University of Texas researchers believe that they have identified and created a test to detect protein markers within human saliva that point to increased possibility of having breast cancer. Considering people visit the dentist more frequently than their doctor, and that said dentist has ready access to your saliva, its quite possible that it will be the dentist performing routine breast cancer testing in the future.
The study is being applied to a “lab-on-a-chip” technology platform developed by biochemists at The University of Texas at Austin. The ultimate goal is to bring this type of diagnostic test, which is capable of detecting the presence of cancer before a tumor forms, into the dental office or other health care facilities. The technology aims to improve the ease and effectiveness with which dental professionals and other health care providers can provide quick, accurate diagnostic information and physician referrals to their patients…

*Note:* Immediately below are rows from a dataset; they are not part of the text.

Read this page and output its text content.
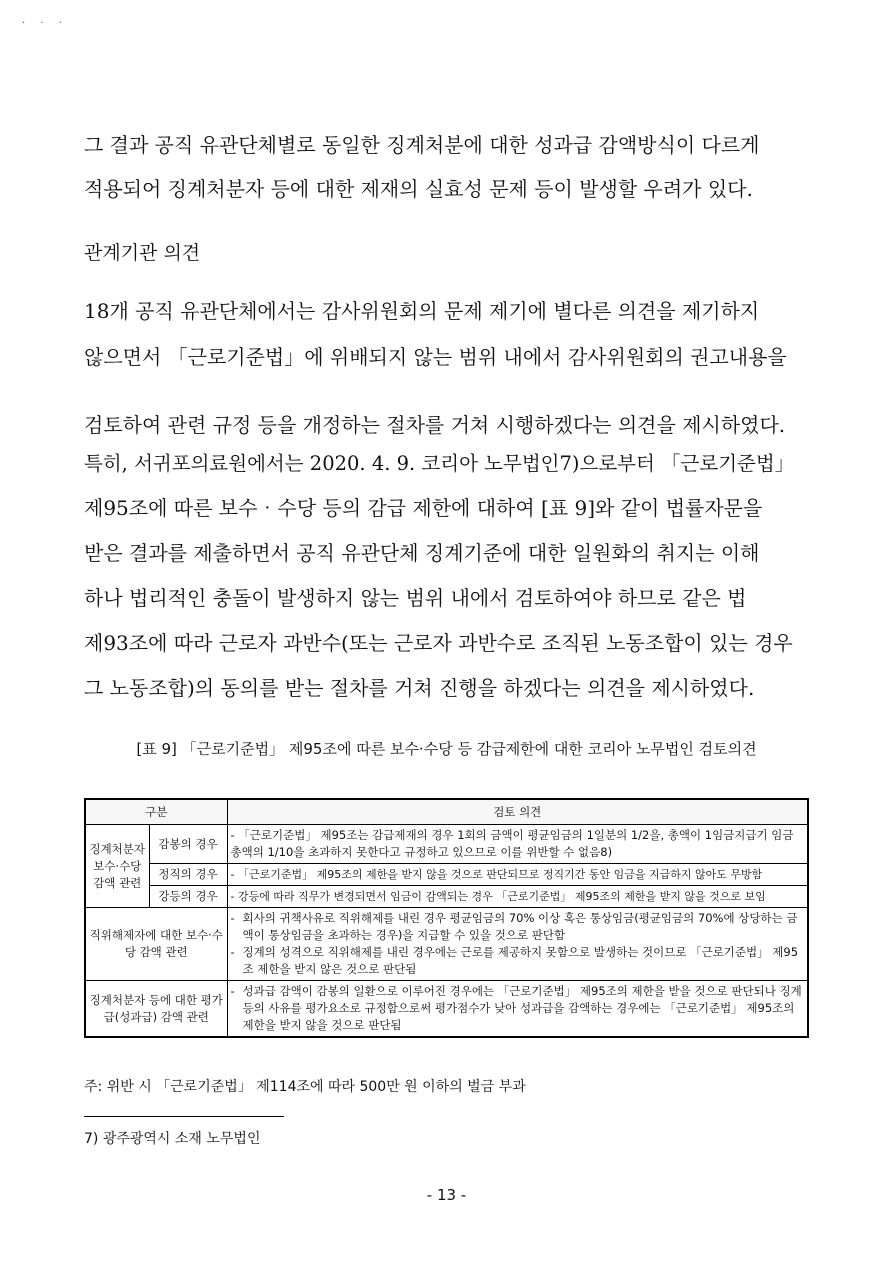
· · ·
그 결과 공직 유관단체별로 동일한 징계처분에 대한 성과급 감액방식이 다르게
적용되어 징계처분자 등에 대한 제재의 실효성 문제 등이 발생할 우려가 있다.
관계기관 의견
18개 공직 유관단체에서는 감사위원회의 문제 제기에 별다른 의견을 제기하지
않으면서 「근로기준법」에 위배되지 않는 범위 내에서 감사위원회의 권고내용을
검토하여 관련 규정 등을 개정하는 절차를 거쳐 시행하겠다는 의견을 제시하였다.
특히, 서귀포의료원에서는 2020. 4. 9. 코리아 노무법인7)으로부터 「근로기준법」
제95조에 따른 보수‧수당 등의 감급 제한에 대하여 [표 9]와 같이 법률자문을
받은 결과를 제출하면서 공직 유관단체 징계기준에 대한 일원화의 취지는 이해
하나 법리적인 충돌이 발생하지 않는 범위 내에서 검토하여야 하므로 같은 법
제93조에 따라 근로자 과반수(또는 근로자 과반수로 조직된 노동조합이 있는 경우
그 노동조합)의 동의를 받는 절차를 거쳐 진행을 하겠다는 의견을 제시하였다.
[표 9] 「근로기준법」 제95조에 따른 보수‧수당 등 감급제한에 대한 코리아 노무법인 검토의견
구분		검토 의견
징계처분자 보수‧수당 감액 관련	감봉의 경우	- 「근로기준법」 제95조는 감급제재의 경우 1회의 금액이 평균임금의 1일분의 1/2을, 총액이 1임금지급기 임금총액의 1/10을 초과하지 못한다고 규정하고 있으므로 이를 위반할 수 없음8)
	정직의 경우	- 「근로기준법」 제95조의 제한을 받지 않을 것으로 판단되므로 정직기간 동안 임금을 지급하지 않아도 무방함
	강등의 경우	- 강등에 따라 직무가 변경되면서 임금이 감액되는 경우 「근로기준법」 제95조의 제한을 받지 않을 것으로 보임
직위해제자에 대한 보수‧수당 감액 관련		- 회사의 귀책사유로 직위해제를 내린 경우 평균임금의 70% 이상 혹은 통상임금(평균임금의 70%에 상당하는 금액이 통상임금을 초과하는 경우)을 지급할 수 있을 것으로 판단함
- 징계의 성격으로 직위해제를 내린 경우에는 근로를 제공하지 못함으로 발생하는 것이므로 「근로기준법」 제95조 제한을 받지 않은 것으로 판단됨

징계처분자 등에 대한 평가급(성과급) 감액 관련		- 성과급 감액이 감봉의 일환으로 이루어진 경우에는 「근로기준법」 제95조의 제한을 받을 것으로 판단되나 징계 등의 사유를 평가요소로 규정함으로써 평가점수가 낮아 성과급을 감액하는 경우에는 「근로기준법」 제95조의 제한을 받지 않을 것으로 판단됨
주: 위반 시 「근로기준법」 제114조에 따라 500만 원 이하의 벌금 부과
7) 광주광역시 소재 노무법인
- 13 -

Streckfus [Charles Streckfus, D.D.S., University of Texas Dental Branch at Houston professor of diagnostic sciences with an expertise in salivary function and molecular epidemiology –ed.] and his team compared the levels of expression of proteins in the saliva of patients with either malignant or benign tumors to saliva from normal controls to find those that are abnormally expressed in the diseased state. Patients’ proteins that are significantly higher or lower than the norm were considered biomarker candidates.
In the study, researchers analyzed saliva samples from 30 patients. They found 49 proteins that differentiated healthy patients from those with benign breast tumors and those with malignant breast tumors.
These findings suggest that patients can be tested for breast cancer by examining certain protein markers in their saliva during a visit to a dentist’s office.